Use drawers only for controls that need to be accessed fairly frequently but that don’t need to be visible all the time. (Contrast this criterion with a utility window, which should be visible and available whenever its main window is in the top layer.)

Huh? Utility windows aren’t visible all the time, either, because you can hide them. So where is the guideline that tells me when to use a drawer rather than a utility window? Presumably we should learn by example:

Some examples of uses of drawers include access to favorites lists, the Mailbox drawer (in the Mail application), or browser bookmarks.

In my experience, favorites and bookmarks work much better in separate windows, because of width issues. I’ve used programs that put the mailbox list in panes, and others that put it in a separate window. Both worked better than Mail’s drawer, which isn’t even in the keyboard loop.

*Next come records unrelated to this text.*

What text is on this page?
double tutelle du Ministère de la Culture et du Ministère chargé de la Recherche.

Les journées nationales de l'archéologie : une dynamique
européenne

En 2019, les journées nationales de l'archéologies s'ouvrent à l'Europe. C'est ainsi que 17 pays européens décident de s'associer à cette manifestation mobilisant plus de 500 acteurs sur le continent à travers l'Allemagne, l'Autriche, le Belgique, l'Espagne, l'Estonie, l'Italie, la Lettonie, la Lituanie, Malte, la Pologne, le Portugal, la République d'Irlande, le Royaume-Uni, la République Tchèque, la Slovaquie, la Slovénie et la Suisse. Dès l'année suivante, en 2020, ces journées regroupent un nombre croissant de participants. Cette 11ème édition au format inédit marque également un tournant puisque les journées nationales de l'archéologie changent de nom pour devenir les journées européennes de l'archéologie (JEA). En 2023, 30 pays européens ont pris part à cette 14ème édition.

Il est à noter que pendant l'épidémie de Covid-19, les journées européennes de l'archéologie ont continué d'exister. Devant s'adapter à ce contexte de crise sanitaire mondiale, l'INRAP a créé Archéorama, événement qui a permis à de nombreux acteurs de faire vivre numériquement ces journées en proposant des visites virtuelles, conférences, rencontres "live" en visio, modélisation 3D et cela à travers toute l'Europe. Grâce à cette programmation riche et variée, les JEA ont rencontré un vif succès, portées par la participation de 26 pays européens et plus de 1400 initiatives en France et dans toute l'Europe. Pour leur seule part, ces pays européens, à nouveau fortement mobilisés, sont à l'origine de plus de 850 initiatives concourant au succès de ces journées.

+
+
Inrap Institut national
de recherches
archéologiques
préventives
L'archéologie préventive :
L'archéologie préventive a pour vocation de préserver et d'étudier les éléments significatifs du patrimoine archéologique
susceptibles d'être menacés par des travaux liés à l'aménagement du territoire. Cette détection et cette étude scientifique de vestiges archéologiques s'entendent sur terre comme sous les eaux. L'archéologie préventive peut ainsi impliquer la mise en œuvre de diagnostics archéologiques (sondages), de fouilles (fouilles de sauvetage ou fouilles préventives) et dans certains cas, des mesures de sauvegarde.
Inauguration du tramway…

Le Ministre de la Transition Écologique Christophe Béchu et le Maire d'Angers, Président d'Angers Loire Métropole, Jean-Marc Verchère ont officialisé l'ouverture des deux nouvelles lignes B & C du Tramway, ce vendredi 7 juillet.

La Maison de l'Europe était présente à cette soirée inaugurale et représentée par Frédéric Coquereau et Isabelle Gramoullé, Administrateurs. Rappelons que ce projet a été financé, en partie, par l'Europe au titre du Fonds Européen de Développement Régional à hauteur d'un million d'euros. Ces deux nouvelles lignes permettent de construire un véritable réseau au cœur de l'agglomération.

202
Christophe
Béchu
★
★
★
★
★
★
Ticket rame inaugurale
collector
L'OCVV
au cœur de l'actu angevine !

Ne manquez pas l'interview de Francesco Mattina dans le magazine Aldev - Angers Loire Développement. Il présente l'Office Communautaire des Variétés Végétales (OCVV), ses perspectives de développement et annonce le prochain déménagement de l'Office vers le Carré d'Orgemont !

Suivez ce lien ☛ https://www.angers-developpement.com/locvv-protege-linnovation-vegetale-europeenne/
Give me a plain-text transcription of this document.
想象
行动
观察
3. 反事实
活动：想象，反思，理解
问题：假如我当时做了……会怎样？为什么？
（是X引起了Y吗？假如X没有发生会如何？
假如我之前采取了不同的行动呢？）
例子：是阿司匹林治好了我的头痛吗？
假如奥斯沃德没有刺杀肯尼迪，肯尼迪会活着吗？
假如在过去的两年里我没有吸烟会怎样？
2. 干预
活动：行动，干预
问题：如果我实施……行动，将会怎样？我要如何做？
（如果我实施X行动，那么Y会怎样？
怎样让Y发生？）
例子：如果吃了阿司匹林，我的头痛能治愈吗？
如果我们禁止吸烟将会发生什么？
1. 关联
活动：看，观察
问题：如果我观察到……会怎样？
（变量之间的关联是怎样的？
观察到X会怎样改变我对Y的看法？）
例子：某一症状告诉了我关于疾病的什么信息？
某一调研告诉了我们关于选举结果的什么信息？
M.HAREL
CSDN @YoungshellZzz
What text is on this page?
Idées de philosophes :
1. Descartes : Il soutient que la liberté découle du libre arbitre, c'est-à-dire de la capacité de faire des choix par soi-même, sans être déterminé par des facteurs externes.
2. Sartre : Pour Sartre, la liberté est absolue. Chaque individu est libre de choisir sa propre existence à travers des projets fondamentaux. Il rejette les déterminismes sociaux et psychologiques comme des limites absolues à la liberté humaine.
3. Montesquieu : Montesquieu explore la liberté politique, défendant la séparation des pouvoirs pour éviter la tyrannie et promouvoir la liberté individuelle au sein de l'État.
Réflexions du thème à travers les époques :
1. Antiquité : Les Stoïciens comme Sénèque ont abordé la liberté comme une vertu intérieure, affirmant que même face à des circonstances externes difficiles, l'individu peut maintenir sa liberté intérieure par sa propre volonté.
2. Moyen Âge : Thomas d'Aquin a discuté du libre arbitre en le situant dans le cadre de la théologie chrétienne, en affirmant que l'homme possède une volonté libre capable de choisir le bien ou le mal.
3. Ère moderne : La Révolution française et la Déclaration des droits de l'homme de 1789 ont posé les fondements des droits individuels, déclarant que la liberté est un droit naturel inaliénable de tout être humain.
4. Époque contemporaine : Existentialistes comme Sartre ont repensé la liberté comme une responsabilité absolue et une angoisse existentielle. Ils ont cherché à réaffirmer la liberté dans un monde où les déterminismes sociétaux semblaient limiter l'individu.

A drawer’s contents should be included in the window components that the user can select by pressing Tab.

I think the key difference between a utility window and a drawer is that you never have more than one copy of a given utility window on screen at a time. So you would use a drawer when you want to be able to see two drawers at a time. For instance, Transmit uses drawers to show FTP transcripts. That’s potentially useful. But I’d still prefer separate windows because I probably don’t want the width of the transcript to be the same as the width of the connection window. And I might want to view a full screenful of the transcript next to a screen-high connection window.